Emmanuel Balogun: What Has Happened to Our Youths?

Emmanuel Balogun: What Has Happened to Our Youths?

POLSCOPE with Eddy Odivwri:

Ever since I read the story about the 17-year old young man, Emmanuel Aigbokhalelode Balogun, who drowned in a swimming pool, I have not been myself. Not so much because of the nature of the death, but the reason for the needless death.

Sometimes, I am tempted to believe religious aficionado who raise the threat of an impending Armageddon. It is often prefaced with the cliché: the world is coming to an end. And that all the bizarre tragedies we daily see happening around us and across the globe are end-time signs of the feared world end, when the world will be consumed and made void again. And there will be a new earth….

But before that happens, if it ever will, I am worried sore about the strange afflictions on humanity, especially our burgeoning youth in the country. The tons of frightening stories about them are as shocking as they are most wicked. A few months ago, it was the issue of young men stealing ladies’ pants for the purpose of using them for rituals that fetches magical money. They call it ‘Yahoo Plus’. All manners of weird things are done and perpetrated just to “blow” and live impressionistic life style.

It got so bad that most women stopped wearing pants. Don’t ask me how I knew.

Too many times, we hear of how maids or drivers or some casual domestic workers would strangle their employers—often old men or vulnerable ladies, and make away with their properties etc. One incident that happened in Ondo State was about a driver; who, after strangling the old man, his boss, dragged his body to the generator house in the fenced compound, and burnt him there, before escaping with the Honda CRV car of the boss. He gave himself away when he offered to sell the car for the paltry sum of N250,000 at Ijebu-Ode.

Back to the story of Emmanuel, it was said that he had gone for a party organized for freshers in University of Abuja. He went for the party with his friends. The party took place in Dome hotel downtown, Abuja.

According to the story, after the party, the four friends (Emmanuel and three others) decided to lounge by the pool side.

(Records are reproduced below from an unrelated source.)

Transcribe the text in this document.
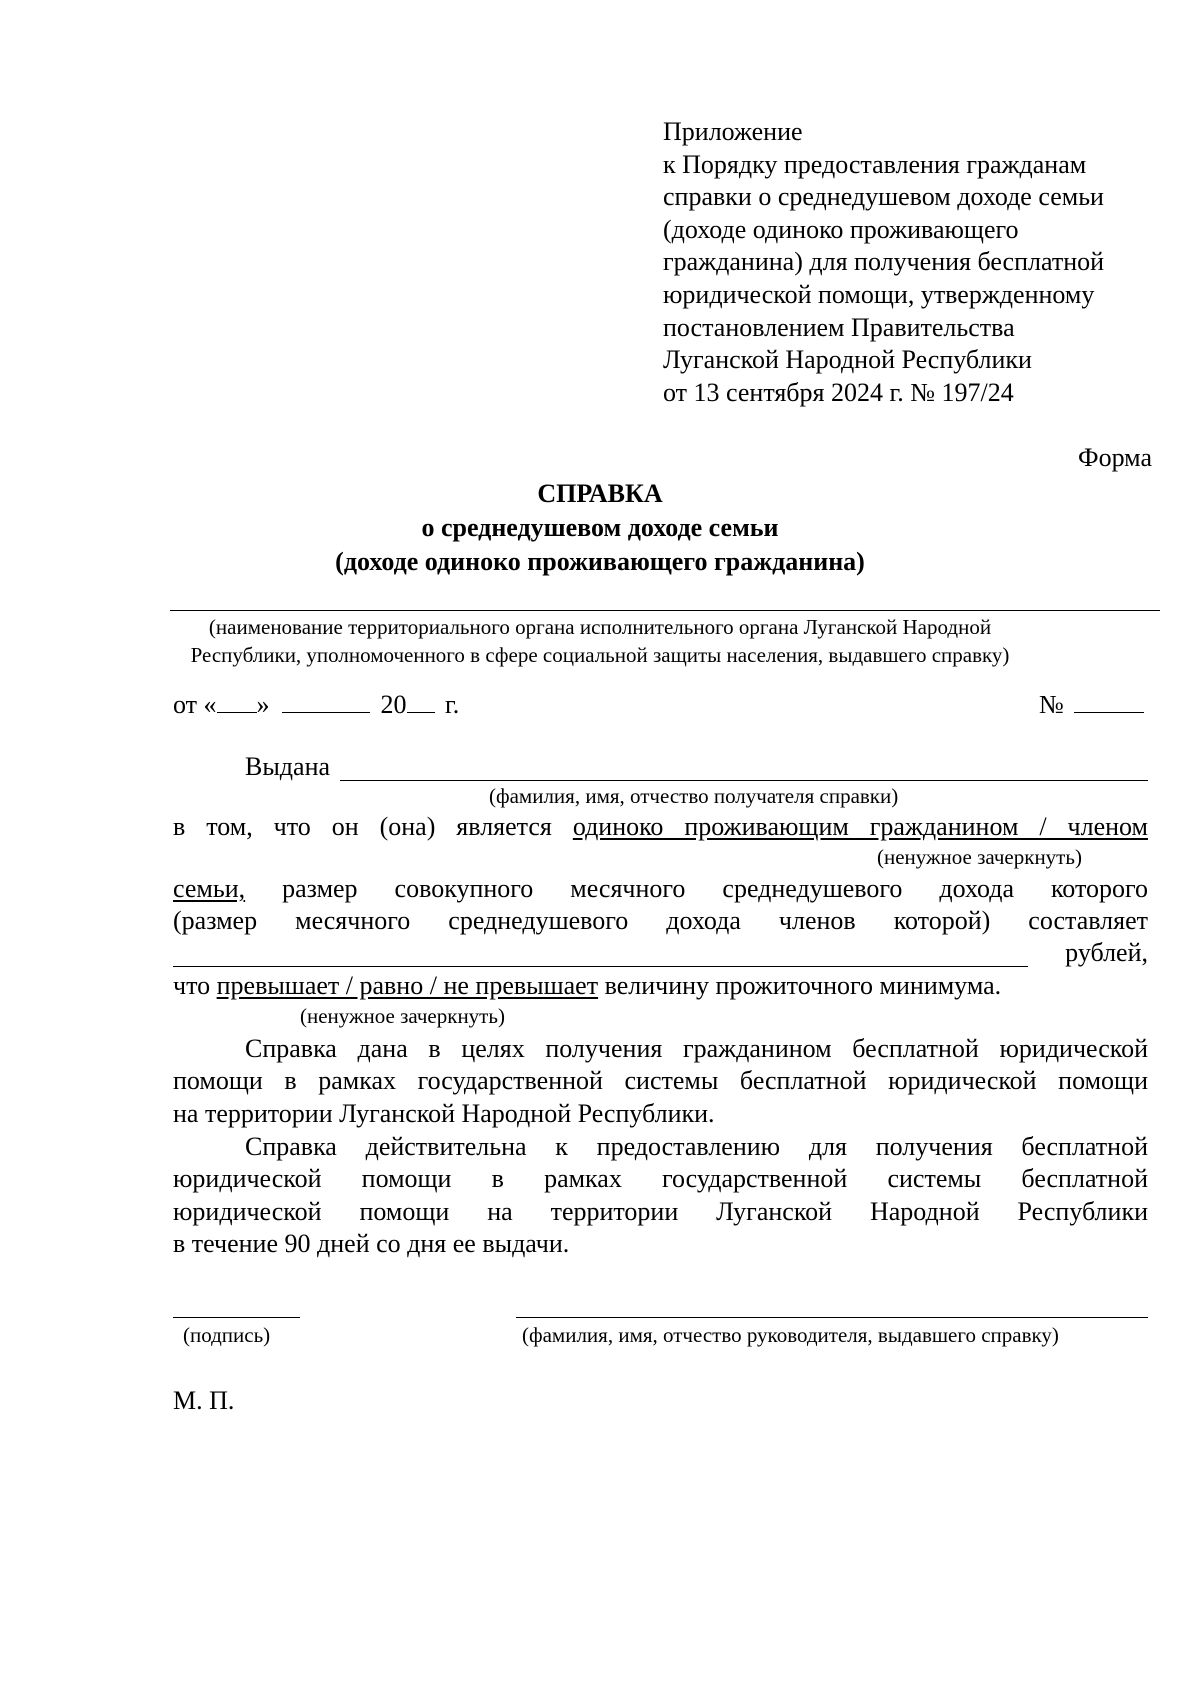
Приложение
к Порядку предоставления гражданам
справки о среднедушевом доходе семьи
(доходе одиноко проживающего
гражданина) для получения бесплатной
юридической помощи, утвержденному
постановлением Правительства
Луганской Народной Республики
от 13 сентября 2024 г. № 197/24
Форма
СПРАВКА
о среднедушевом доходе семьи
(доходе одиноко проживающего гражданина)
(наименование территориального органа исполнительного органа Луганской Народной
Республики, уполномоченного в сфере социальной защиты населения, выдавшего справку)
от « »	20 г.	№
Выдана
(фамилия, имя, отчество получателя справки)
в том, что он (она) является одиноко проживающим гражданином / членом
(ненужное зачеркнуть)
семьи, размер совокупного месячного среднедушевого дохода которого
(размер месячного среднедушевого дохода членов которой) составляет
рублей,
что превышает / равно / не превышает величину прожиточного минимума.
(ненужное зачеркнуть)
Справка дана в целях получения гражданином бесплатной юридической
помощи в рамках государственной системы бесплатной юридической помощи
на территории Луганской Народной Республики.
Справка действительна к предоставлению для получения бесплатной
юридической помощи в рамках государственной системы бесплатной
юридической помощи на территории Луганской Народной Республики
в течение 90 дней со дня ее выдачи.
(подпись)	(фамилия, имя, отчество руководителя, выдавшего справку)
М. П.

Emmanuel had to pay N2,000 each for the three other friends to access the pool side. He bought them fish and juice and at a point he got into the pool to swim. The story added that at 3.33 am, the other friends noticed that Emmanuel was struggling in the pool. It was not clear if they too were swimming in the pool. One of them allegedly offered to go and rescue him, but was dissuaded from the gesture by the other two because he (Emmanuel) “was always doing shakara, because his parents are rich”, one said. Another friend argued that all the girls in the class were always doting after Emmanuel, so he should be left alone in his struggle. These are all young teenagers of 17/18 years old. At the end, Emmanuel  drowned, right under the nose of his three fiends masquerading as friends.

Worse still, after Emmanuel drowned, the trio waited for about 45 minutes, perhaps to ensure that he is irreversibly dead, before leaving the hotel, but not before they shared out Emmanuel’s properties. While one took his shoes, another searched Emmanuel’s trousers, took the money in it, and the other his handset. And they left. Instructively, they refused to inform the hotel management that someone had drowned.

It took some other female student two days after, to alert Emmanuel’s parents that something may have happened to their son.

Now some critical issues:

How come a party for freshers could last till that ungodly hour of 3.00 am? Who organized the party? Was it an all-night party?

Did Emmanuel previously know how to swim? Did his friends also swim that night?

Was he under the influence of alcohol?

Who brought the idea of going to the pool at such an hour?

Why would partying students decide to go swimming at 3.30 am?

Pray, where was the hotel’s Life Guard who should be at the pool 24/7?

 Didn’t the hotel have a personnel who monitors the CCTV? If yes, where was he/she while Emmanuel was struggling in the pool? If no, why not?

Emmanuel may have been buried, but the issues raised in his death are germane towards ensuring safety in public facilities. The hotel has a responsibility to its guests, especially on people from whom they had collected one form of fee or the other.

But above all, remains the issue of morality and values. The task goes back to parents. Many parents have long abdicated their duties and roles in bringing up their children in pursuit of banal concerns. Many parents literally do not know their children. In an age where proper parenting is contracted out to nannies and some foster characters, there is no longer any form of “Quality Control” on the children we raise. That explains why children are getting wild and vagrant, lacking in erstwhile cherished social values.

How could the mere fact of girls doting over a friend(?) become a reason to wish a friend dead? The same friend who paid for your access to a venue, bought you fish and juice…. Yet you’d rather he dies so he is out of the way. What a depraved mind!

Nigerians look forward to seeing what the police will do on this matter.

It is good that the three “bad boys” plus some concerned hotel staff have been arrested. But it would be better that  they are passed through the crucibles of justice. Yes, it will not bring back Emmanuel, but it will verily serve the end of justice, and perhaps deterrence to others.